Realm Sync Overview¶
Realm Sync is currently in Beta.
To sync data across devices, you can enable Realm Sync for your Realm app. Realm Sync automatically handles complex and tedious issues like data serialization, network recovery, and conflict resolution, so you can focus on the actual business logic of your app.
To understand how best to use Realm Sync, it's important to understand the problem Sync aims to address.
In order to use Realm Sync, your Atlas cluster must use MongoDB version 4.4. When setting up your cluster, select MongoDB 4.4 from the dropdown menu under Additional Settings.
The Connectivity Problem¶
Realm Database is a local, mobile database in which your app can store data. Eventually, most apps need to share that data with the outside world. Consider a few examples:
- A team collaborates in real-time on a shared document across the Internet.
- A front-line worker fills out a report while working somewhere with low or no network connectivity.
- An IoT device uploads its sensor data to the cloud.
Traditionally, developers use an HTTP client in a mobile app to manually communicate with a REST API over the Internet. This means that every mobile app needs to solve the following problems for every client platform:
- a consistent schema of objects
- gracefully handling network failures and slowdowns
- resolving conflicts between changes to the same data on different clients
Realm Sync handles network access and conflict resolution in a background thread of your application, so your application logic stays the same regardless of network conditions. The Realm data model makes it easy to manage a consistent schema of objects in your database and across all client platforms.

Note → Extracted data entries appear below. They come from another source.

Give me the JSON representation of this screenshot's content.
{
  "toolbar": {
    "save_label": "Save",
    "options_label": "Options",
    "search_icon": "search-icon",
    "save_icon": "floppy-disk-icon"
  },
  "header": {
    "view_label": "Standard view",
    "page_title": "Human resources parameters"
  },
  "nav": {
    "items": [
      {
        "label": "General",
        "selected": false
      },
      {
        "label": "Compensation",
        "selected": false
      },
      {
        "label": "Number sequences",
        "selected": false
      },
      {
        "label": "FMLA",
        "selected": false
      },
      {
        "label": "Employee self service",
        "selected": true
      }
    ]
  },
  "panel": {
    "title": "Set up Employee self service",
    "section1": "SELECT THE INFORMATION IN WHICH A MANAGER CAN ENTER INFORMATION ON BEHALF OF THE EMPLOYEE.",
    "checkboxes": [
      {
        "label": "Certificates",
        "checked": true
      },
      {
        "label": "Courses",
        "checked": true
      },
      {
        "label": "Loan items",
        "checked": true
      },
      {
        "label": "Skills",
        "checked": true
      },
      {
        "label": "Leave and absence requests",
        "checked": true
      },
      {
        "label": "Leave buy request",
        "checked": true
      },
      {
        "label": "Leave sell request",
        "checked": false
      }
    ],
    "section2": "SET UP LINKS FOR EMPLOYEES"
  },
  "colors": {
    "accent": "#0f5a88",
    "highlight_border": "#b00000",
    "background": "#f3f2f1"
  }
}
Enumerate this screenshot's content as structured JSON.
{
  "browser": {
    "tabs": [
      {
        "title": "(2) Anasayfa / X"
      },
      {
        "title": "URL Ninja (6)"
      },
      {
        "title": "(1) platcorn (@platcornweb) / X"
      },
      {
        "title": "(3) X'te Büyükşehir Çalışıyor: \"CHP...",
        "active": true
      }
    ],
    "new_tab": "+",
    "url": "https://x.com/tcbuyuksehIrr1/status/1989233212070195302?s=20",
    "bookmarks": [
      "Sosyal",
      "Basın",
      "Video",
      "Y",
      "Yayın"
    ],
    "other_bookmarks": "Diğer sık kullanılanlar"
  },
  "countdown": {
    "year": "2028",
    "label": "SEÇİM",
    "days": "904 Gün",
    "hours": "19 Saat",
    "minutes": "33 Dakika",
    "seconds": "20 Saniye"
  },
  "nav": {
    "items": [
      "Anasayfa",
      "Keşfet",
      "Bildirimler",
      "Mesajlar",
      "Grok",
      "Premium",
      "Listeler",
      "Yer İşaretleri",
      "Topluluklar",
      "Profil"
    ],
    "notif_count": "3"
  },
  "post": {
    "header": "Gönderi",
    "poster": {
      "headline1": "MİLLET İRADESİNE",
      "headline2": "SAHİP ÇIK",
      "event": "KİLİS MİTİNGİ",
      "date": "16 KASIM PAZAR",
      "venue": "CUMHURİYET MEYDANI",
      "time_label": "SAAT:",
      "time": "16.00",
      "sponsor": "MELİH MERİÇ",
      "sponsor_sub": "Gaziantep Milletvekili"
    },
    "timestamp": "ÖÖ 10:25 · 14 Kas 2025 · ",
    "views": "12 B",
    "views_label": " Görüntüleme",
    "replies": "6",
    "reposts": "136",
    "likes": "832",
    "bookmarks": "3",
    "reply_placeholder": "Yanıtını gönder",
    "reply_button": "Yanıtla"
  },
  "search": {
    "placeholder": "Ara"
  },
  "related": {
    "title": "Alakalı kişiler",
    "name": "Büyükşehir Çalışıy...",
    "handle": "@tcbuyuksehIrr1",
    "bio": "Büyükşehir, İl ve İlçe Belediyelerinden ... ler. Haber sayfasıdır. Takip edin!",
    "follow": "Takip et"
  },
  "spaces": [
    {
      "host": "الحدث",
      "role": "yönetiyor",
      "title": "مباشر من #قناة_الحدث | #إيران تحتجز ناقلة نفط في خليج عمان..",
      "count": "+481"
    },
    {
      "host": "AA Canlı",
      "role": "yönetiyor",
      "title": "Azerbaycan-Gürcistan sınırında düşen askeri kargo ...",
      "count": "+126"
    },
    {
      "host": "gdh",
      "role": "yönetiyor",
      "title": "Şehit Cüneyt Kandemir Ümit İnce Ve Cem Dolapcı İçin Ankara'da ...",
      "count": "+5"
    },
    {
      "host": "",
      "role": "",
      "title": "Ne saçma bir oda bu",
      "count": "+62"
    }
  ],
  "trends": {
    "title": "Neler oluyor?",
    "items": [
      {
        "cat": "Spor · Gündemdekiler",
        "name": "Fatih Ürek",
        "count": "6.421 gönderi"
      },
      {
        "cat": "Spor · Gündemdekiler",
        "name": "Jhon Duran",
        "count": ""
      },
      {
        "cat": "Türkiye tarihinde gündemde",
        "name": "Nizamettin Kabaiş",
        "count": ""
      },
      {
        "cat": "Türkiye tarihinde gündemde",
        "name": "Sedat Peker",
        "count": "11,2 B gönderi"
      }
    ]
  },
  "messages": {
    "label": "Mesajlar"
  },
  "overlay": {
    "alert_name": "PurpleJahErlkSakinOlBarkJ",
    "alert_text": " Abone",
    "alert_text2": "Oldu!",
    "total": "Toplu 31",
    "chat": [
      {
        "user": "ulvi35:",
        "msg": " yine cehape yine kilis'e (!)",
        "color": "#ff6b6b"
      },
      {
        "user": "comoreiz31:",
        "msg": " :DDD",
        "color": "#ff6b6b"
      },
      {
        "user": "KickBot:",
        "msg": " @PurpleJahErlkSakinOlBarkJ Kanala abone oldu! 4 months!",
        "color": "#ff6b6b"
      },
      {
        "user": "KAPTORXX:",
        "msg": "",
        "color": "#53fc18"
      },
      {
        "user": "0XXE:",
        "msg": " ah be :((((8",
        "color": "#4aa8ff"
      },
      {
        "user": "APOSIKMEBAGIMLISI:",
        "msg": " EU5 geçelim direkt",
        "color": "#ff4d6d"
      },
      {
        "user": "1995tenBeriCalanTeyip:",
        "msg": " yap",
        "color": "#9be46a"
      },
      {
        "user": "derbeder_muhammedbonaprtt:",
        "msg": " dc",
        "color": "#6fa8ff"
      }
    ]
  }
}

Realm Sync is built on the assumption that connectivity will drop. We call this mentality offline-first. After you make changes to the local realm on the client device, the Realm SDK automatically sends the changes to the server as soon as possible. Likewise, the Realm SDK automatically receives changes from the server and integrates those changes into the local realm. In effect, you continue to work with the local realm without moment-to-moment concern for network connectivity or lack thereof.
The offline-first design leads to some of the main benefits of MongoDB Realm:
- Seamless User Experience:
- Users interact with local data with zero latency regardless of their moment-to-moment connectivity.
- Live Objects Across Devices:
- MongoDB Realm's live objects concept extends across devices: updates on one device sync to the corresponding objects on other devices. Notifications based on these updates make it easy to update the application UI to react to local and remote changes.
- It's Automatic:
- Realm Sync is built into the Realm SDK. You do not need to write your own synchronization protocol and deal with connectivity issues when synchronizing data. The sync protocol is the same across platforms. MongoDB Realm handles passing the objects across the network automatically, so there is no need to map from one platform's database to another or serialize and deserialize objects in order to send and receive them over the network.
Despite these advantages, offline-first design introduces one problem: if client devices can remain offline while changes are made locally and remotely, they must share those changes when those client devices come back online. To make matters more complicated, every client device must arrive at the same state when all changes have been synced. This is why Realm Sync includes automatic conflict resolution.
MongoDB Realm's sync conflict resolution engine is deterministic. Changes received out-of-order eventually converge on the same state across the server and all clients. As such, Realm Sync is strongly eventually consistent.
From MongoDB Realm's perspective, changesets may arrive any time that connectivity allows. There is no guarantee that an earlier-timestamped changeset from one client actually arrives before a later-timestamped changeset from another client. As a result, the server has to be able to process events out-of-order. MongoDB Realm keeps a per-realm transaction history to deal with the out-of-order nature of messages.
In simple terms, Realm Sync's conflict resolution comes down to last write wins. Realm Sync also uses more sophisticated techniques like operational transform to handle, for example, insertions into lists.
Use Case Profiles and Scalability¶
In practice, reliable conflict resolution is complex and CPU-intensive. Too many writers writing on the same realm concurrently can impact performance, leading to scalability concerns.
To use Realm Sync effectively, it is important to understand the different use case profiles and their scalability implications. You can categorize Realm Sync use cases in terms of number of writers, number of readers:
- Multiple writer, multiple reader:
- The real-time collaboration app use case. Generally speaking, MongoDB Realm can handle up to 30 concurrent writers per realm. As such, each 'project' on which users can collaborate works best in its own realm.
- Single writer, multiple reader:
- A single writer, such as a publisher application on the backend, inserts data into a global realm that all frontend clients can read from but not write to. This can scale past tens of thousands of concurrent users.
- Single writer, single reader:
- Each user has their own private realm to store, e.g., user account information, preferences, or the individual user's shopping cart. As long as only the user or a backend application interacts with the realm data, the performance is ideal and scales linearly with number of users.
To get the best performance from Realm Sync, design your Realm app with use case profiles in mind. If you intend to have many concurrent writers, split projects across realms.
- Realm Sync enables offline-first app development by handling network loss and recovery automatically.
- Realm Sync has a built-in conflict resolution engine that guarantees strong eventual consistency.
- To get the best performance with Realm Sync, it is essential to understand the different use case profiles and their implications on scalability.